Presently, as of March 2020, The Reserve Bank of Australia has adopted the YCC technique in response to the coronavirus. They have targeted three- year bonds at 0.25% coupled with its Quantitative Easing program. The success of the program was recognized by Philip Lowe -RBA Governor, when he noted that the yield on the three-year government bond remains near the targeted 0.25%, having halved since the central bank first intervened a month ago. This program towards reducing borrowing costs until progress is made in achieving full employment and higher inflation levels. Even India to a certain extent has been using a form of yield curve control since February. 


The Chief Economist at the ECB, Philip Lane, however; stated that they are not going to consider adopting Yield Curve Control. He argued that only the only way to ensure yields is to promise to buy everything, at least at the maturity being targeted. Since the Eurozone has 19 governments (2 more on the way) with each of them having huge variations in economic policies and budgetary strength, it will be difficult to implement and successfully execute the Yield Curve Control policy. 


What about the Fed?


The fed has played its role in bolstering economic activity and keeping hopes of a V-Shaped recovery through a multitude and series of monetary policies. The central reserve has already reduced short-term interest rates to hover around 0% until 2022 and has effectively deployed its Quantitative Easing and Forward Guidance tools which have been used during the 2008 crisis and the Great Depression. With short term interest rates at their Zero Lower Bound, the Fed and the Federal of Open Market Committee (FOMC) is now considering Yield Curve Control (YCC) as a way to cement forward guidance on the front end of the curve and provide the treasury an incentive to skew issuance towards bills/short-term notes in funding the 2020-21 deficits. According to Ed Al-Hussainy a senior interest rate and currency analyst at Columbia Threadneedle Investments, YCC provides an option to cap long-term yields in the event of a disorderly steepening of the yield curve. 


Now the way I see it, if done right, it would give the fed a way to keep financial conditions loose, even in an environment in which investors began to anticipate tighter monetary policy. Furthermore, the risk associated with YCC is limited. The program allows the Fed to hold to maturity any securities it purchased as long as they don’t book any capital losses. 


However, the Fed should consider the potential downside of implementing such a program.
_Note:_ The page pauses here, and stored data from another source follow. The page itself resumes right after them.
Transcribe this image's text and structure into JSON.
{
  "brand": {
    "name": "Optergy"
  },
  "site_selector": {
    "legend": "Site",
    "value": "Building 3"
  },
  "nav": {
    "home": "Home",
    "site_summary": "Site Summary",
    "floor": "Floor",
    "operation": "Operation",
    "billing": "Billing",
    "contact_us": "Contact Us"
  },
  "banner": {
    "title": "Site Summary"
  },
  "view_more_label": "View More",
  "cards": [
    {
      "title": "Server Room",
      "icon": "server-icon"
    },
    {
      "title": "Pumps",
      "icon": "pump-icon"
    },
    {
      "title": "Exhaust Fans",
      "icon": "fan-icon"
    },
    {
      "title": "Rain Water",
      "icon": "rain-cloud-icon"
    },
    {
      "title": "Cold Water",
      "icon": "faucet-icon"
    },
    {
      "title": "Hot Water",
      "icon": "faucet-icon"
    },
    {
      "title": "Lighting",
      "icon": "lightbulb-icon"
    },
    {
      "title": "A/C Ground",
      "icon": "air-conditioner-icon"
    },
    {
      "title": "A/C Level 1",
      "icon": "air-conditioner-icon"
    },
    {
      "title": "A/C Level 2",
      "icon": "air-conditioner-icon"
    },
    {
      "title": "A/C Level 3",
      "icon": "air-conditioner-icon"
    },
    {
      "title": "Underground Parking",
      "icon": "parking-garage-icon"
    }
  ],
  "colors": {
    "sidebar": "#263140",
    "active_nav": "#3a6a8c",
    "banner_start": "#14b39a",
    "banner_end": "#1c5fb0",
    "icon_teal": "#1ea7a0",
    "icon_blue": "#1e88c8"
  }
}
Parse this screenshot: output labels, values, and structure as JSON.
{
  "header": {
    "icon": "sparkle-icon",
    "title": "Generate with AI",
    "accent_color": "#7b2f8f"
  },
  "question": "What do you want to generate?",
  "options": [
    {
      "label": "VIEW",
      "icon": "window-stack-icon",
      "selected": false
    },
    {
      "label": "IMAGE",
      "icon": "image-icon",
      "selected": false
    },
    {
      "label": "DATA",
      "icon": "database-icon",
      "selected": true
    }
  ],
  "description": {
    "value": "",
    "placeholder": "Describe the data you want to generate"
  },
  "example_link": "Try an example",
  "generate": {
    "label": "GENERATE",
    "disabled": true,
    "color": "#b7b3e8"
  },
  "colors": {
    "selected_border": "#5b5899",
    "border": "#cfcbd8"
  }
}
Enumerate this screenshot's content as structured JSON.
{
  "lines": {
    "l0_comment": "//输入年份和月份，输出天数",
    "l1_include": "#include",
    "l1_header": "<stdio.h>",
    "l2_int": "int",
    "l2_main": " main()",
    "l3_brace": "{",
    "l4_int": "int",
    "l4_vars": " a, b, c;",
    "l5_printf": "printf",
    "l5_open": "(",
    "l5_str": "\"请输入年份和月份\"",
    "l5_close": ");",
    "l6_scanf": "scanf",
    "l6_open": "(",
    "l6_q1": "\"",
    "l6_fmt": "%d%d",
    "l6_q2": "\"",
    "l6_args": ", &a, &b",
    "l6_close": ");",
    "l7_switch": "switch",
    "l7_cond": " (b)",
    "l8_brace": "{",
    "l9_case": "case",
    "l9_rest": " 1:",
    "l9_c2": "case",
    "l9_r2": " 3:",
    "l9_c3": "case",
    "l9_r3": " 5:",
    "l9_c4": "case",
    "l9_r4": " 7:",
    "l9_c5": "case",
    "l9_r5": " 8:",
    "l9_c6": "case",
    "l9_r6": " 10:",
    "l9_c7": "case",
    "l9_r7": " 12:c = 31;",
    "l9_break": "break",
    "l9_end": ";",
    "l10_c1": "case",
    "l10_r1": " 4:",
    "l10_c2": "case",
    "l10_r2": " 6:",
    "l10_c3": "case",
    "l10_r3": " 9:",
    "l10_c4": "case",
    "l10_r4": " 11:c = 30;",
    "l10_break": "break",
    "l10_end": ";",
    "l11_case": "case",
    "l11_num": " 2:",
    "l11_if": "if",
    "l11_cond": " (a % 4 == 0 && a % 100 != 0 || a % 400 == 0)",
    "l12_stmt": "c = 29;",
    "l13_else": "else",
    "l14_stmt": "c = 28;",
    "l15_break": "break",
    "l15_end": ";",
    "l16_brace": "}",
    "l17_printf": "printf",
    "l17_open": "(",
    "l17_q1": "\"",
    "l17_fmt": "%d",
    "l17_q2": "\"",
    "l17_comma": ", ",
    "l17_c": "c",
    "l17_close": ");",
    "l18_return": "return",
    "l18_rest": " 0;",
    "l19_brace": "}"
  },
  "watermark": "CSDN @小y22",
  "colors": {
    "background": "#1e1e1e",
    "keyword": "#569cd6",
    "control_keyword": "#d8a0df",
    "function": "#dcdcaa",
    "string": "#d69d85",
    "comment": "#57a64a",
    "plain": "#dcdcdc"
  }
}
Firstly, the approach of capping yields by the Bank of Japan, has not yet proved to be successful on the inflation front and hence this policy may not work. Secondly, targeting the yield curve could potentially “come in conflict with public debt management goals, which could pose risks to independence of the central bank”. And lastly, the continuous stimulus programs and bond buy-back schemes, long-term financial stability is in danger. An open-ended program of buying long- term treasury debt will have a knock-on effect on the value of the US Dollar due to a rising budget deficit. In turn, this would limit the appeal of Dollar denominated assets to overseas investors. 
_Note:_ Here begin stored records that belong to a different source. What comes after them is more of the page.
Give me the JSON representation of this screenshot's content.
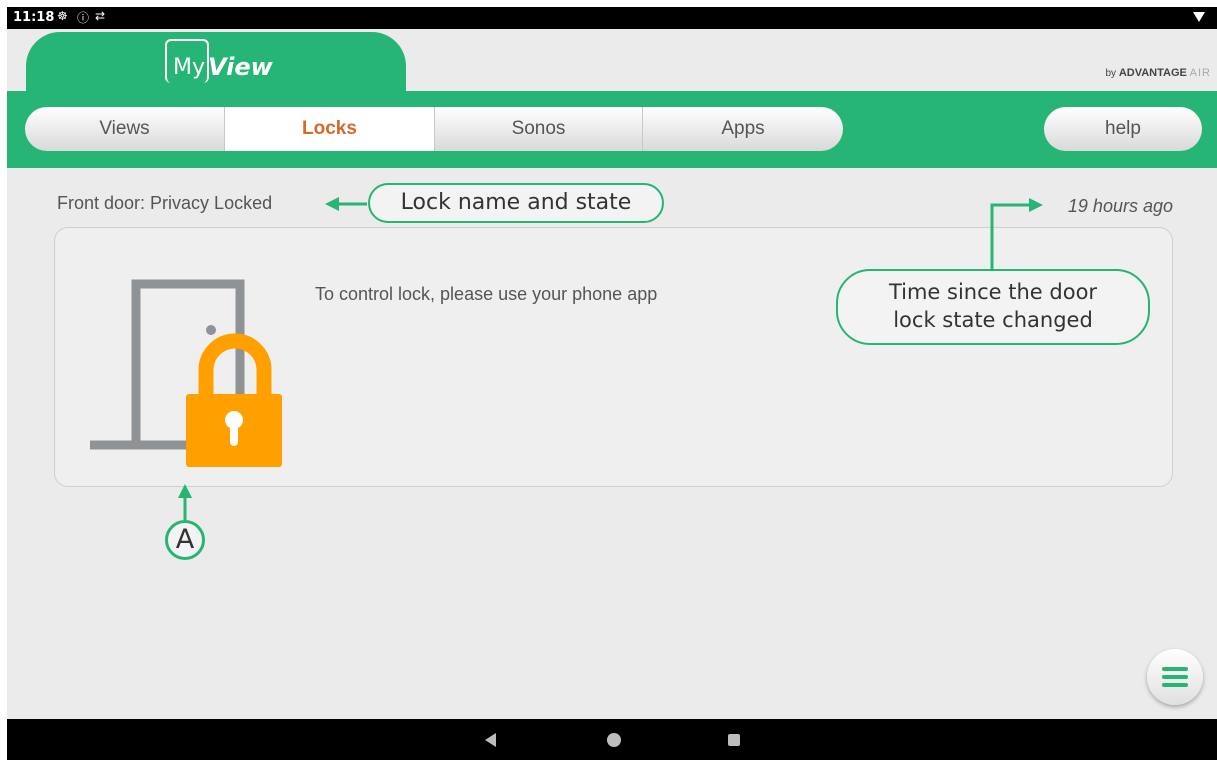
{
  "status_bar": {
    "time": "11:18",
    "icons": [
      "pin-icon",
      "info-icon",
      "sync-icon",
      "wifi-icon"
    ]
  },
  "header": {
    "logo_my": "My",
    "logo_view": "View",
    "brand_by": "by",
    "brand_name": "ADVANTAGE",
    "brand_air": "AIR"
  },
  "nav": {
    "tabs": [
      {
        "label": "Views",
        "active": false
      },
      {
        "label": "Locks",
        "active": true
      },
      {
        "label": "Sonos",
        "active": false
      },
      {
        "label": "Apps",
        "active": false
      }
    ],
    "help_label": "help"
  },
  "lock": {
    "title": "Front door: Privacy Locked",
    "last_changed": "19 hours ago",
    "message": "To control lock, please use your phone app"
  },
  "annotations": {
    "name_callout": "Lock name and state",
    "time_callout_line1": "Time since the door",
    "time_callout_line2": "lock state changed",
    "marker": "A"
  },
  "colors": {
    "accent": "#26b574",
    "active_tab": "#d46a2b",
    "lock_icon": "#ffa000",
    "door": "#8f9396"
  }
}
Instead of taking on huge risks, the Fed should continue to hold the overnight interest rates at zero until the inflation is high as 2% and the labor market has returned to full employment. Along with holding short-term interest rates, the Fed should purchase longer-term securities and not communicate some ironclad commitments until the dual-mandate benchmarks are achieved. I believe this is a better way for the Fed to effectively use its balance sheet capacity given the economic situation.